Nonna’s Lemon Ricotta Biscuits

  4.8 – 208 reviews  • Italian
Level: Intermediate
Total: 35 min
Prep: 15 min
Cook: 20 min
Yield: 12 biscuits

Ingredients

  1. 2 cups all-purpose flour
  2. 1/2 teaspoon baking powder
  3. 1/2 teaspoon baking soda
  4. 1/2 teaspoon salt
  5. 1 cup plus 1 teaspoon sugar or more as needed for sprinkling
  6. 1/2 cup (1 stick) unsalted butter, room temperature
  7. 1 tablespoon finely grated lemon zest (from 2 lemons)
  8. 1 cup whole-milk ricotta cheese
  9. 1 large egg
  10. 1 tablespoon fresh lemon juice
  11. 1/2 teaspoon almond extract
  12. 1/3 cup thinly sliced almonds

Instructions

  1. Line 12 muffin cups with paper liners. Preheat the oven to 350 degrees F. 
  2. Whisk the flour, baking powder, baking soda, and salt in a medium bowl to blend. Using an electric mixer, beat 1 cup sugar, butter, and lemon zest in a large bowl until light and fluffy. Beat in the ricotta. Beat in the egg, lemon juice, and almond extract. Add the dry ingredients and stir just until blended (the batter will be thick and fluffy). 
  3. Divide the batter among the prepared muffin cups.

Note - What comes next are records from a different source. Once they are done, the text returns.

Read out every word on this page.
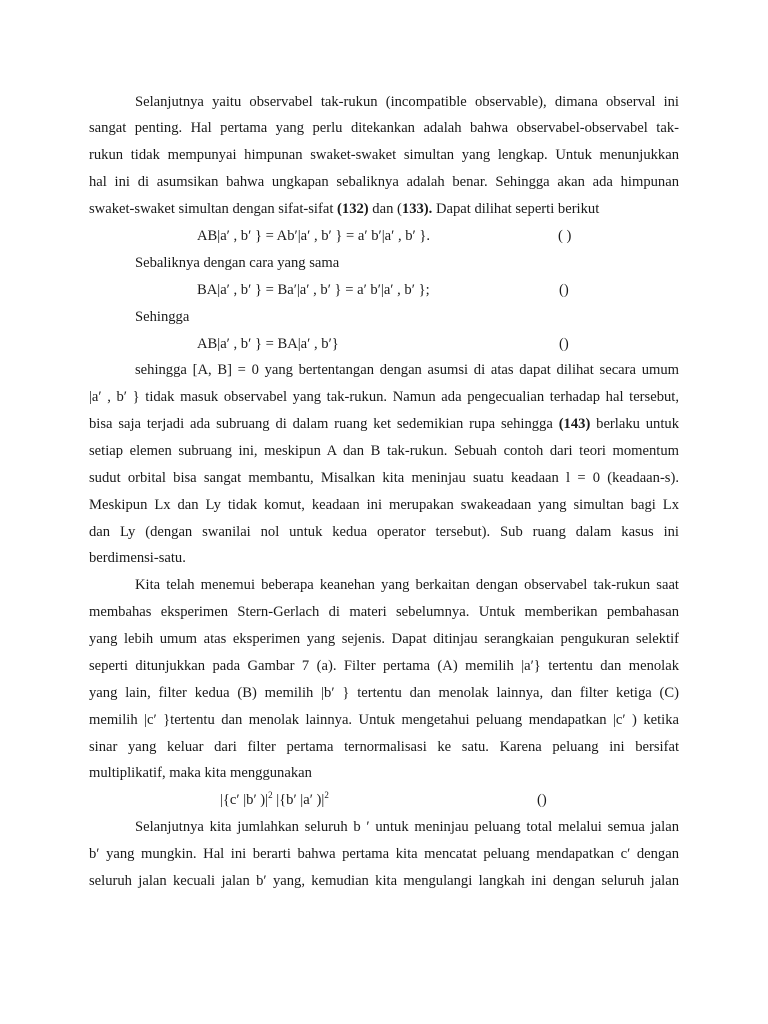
Selanjutnya yaitu observabel tak-rukun (incompatible observable), dimana observal ini
sangat penting. Hal pertama yang perlu ditekankan adalah bahwa observabel-observabel tak-
rukun tidak mempunyai himpunan swaket-swaket simultan yang lengkap. Untuk menunjukkan
hal ini di asumsikan bahwa ungkapan sebaliknya adalah benar. Sehingga akan ada himpunan
swaket-swaket simultan dengan sifat-sifat (132) dan (133). Dapat dilihat seperti berikut
AB|a′ , b′ } = Ab′|a′ , b′ } = a′ b′|a′ , b′ }.	( )
Sebaliknya dengan cara yang sama
BA|a′ , b′ } = Ba′|a′ , b′ } = a′ b′|a′ , b′ };	()
Sehingga
AB|a′ , b′ } = BA|a′ , b′}	()
sehingga [A, B] = 0 yang bertentangan dengan asumsi di atas dapat dilihat secara umum
|a′ , b′ } tidak masuk observabel yang tak-rukun. Namun ada pengecualian terhadap hal tersebut,
bisa saja terjadi ada subruang di dalam ruang ket sedemikian rupa sehingga (143) berlaku untuk
setiap elemen subruang ini, meskipun A dan B tak-rukun. Sebuah contoh dari teori momentum
sudut orbital bisa sangat membantu, Misalkan kita meninjau suatu keadaan l = 0 (keadaan-s).
Meskipun Lx dan Ly tidak komut, keadaan ini merupakan swakeadaan yang simultan bagi Lx
dan Ly (dengan swanilai nol untuk kedua operator tersebut). Sub ruang dalam kasus ini
berdimensi-satu.
Kita telah menemui beberapa keanehan yang berkaitan dengan observabel tak-rukun saat
membahas eksperimen Stern-Gerlach di materi sebelumnya. Untuk memberikan pembahasan
yang lebih umum atas eksperimen yang sejenis. Dapat ditinjau serangkaian pengukuran selektif
seperti ditunjukkan pada Gambar 7 (a). Filter pertama (A) memilih |a′} tertentu dan menolak
yang lain, filter kedua (B) memilih |b′ } tertentu dan menolak lainnya, dan filter ketiga (C)
memilih |c′ }tertentu dan menolak lainnya. Untuk mengetahui peluang mendapatkan |c′ ) ketika
sinar yang keluar dari filter pertama ternormalisasi ke satu. Karena peluang ini bersifat
multiplikatif, maka kita menggunakan
|{c′ |b′ )$|^2$ |{b′ |a′ )$|^2$	()
Selanjutnya kita jumlahkan seluruh b ′ untuk meninjau peluang total melalui semua jalan
b′ yang mungkin. Hal ini berarti bahwa pertama kita mencatat peluang mendapatkan c′ dengan
seluruh jalan kecuali jalan b′ yang, kemudian kita mengulangi langkah ini dengan seluruh jalan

Sprinkle the almonds and then the remaining 1 teaspoon of sugar over the muffins. Bake until the muffins just become pale golden on top, about 20 minutes. Cool slightly. Serve warm or at room temperature.

Nutrition Facts

Serving Size 1 of 12 servings
Calories 262
Total Fat 12 g
Saturated Fat 6 g
Carbohydrates 35 g
Dietary Fiber 1 g
Sugar 17 g
Protein 5 g
Cholesterol 46 mg
Sodium 179 mg

Reviews

Holly Baker
Delicious! I also drizzled a glaze over the top, made with zest, lemon juice and powdered sugar. This recipe is a keeper.
James Guzman
Easy to prepare and delicious.
Walter Thompson
Loved this! So easy, super moist, didn’t have almond extract so I used vanilla. They’re great!
Sara Ramos
Delicious muffins. I made with olive oil instead of butter. Very moist. Needs more lemon flavor however! I didn’t have lemons. So just used the lemon juice. Next time will use 2x the lemon juice.
Mario Kaufman
Read the reviews and doubled the lemon zest and lemon juice. Still not enough lemon flavor! Delicious nonetheless, and I added fresh blueberries to four of the muffins. Would make these again.
Dr. Courtney Robinson
These biscuits were absolutely delicious. I followed the recipe exactly – the only thing I would change is that we live in a high altitude environment so I would increase the temperature to 375.
Ronald Moore
Wonder light texture and not too sweet! Delicious and will definitely make again!
Fernando Brennan
Delicious! I added blueberries and skipped the almonds. Huge hit.
Heather Moore
I have made these many times, and they are absolutely delicious made exactly as written. When you change a recipe, it is not that recipe anymore….yogurt added makes them muffins, cranberries and orange makes them cran-orange muffins. Make these as the recipe states and they are lemon ricotta biscuits and they are fabulous.
Heather Ruiz
I really like this recipe! Simple but delicious and simple instructions too! I had some leftover ricotta cheese that was not enough for a meal so this recipe was exactly what I needed! As some other reviewers noted, I omitted the almond extract and used lemon instead, with a small amount of vanilla as well. The muffins (not so much biscuits IMHO) came light and fluffy, great with a cup of tea! Will definitely make these again. Thanks!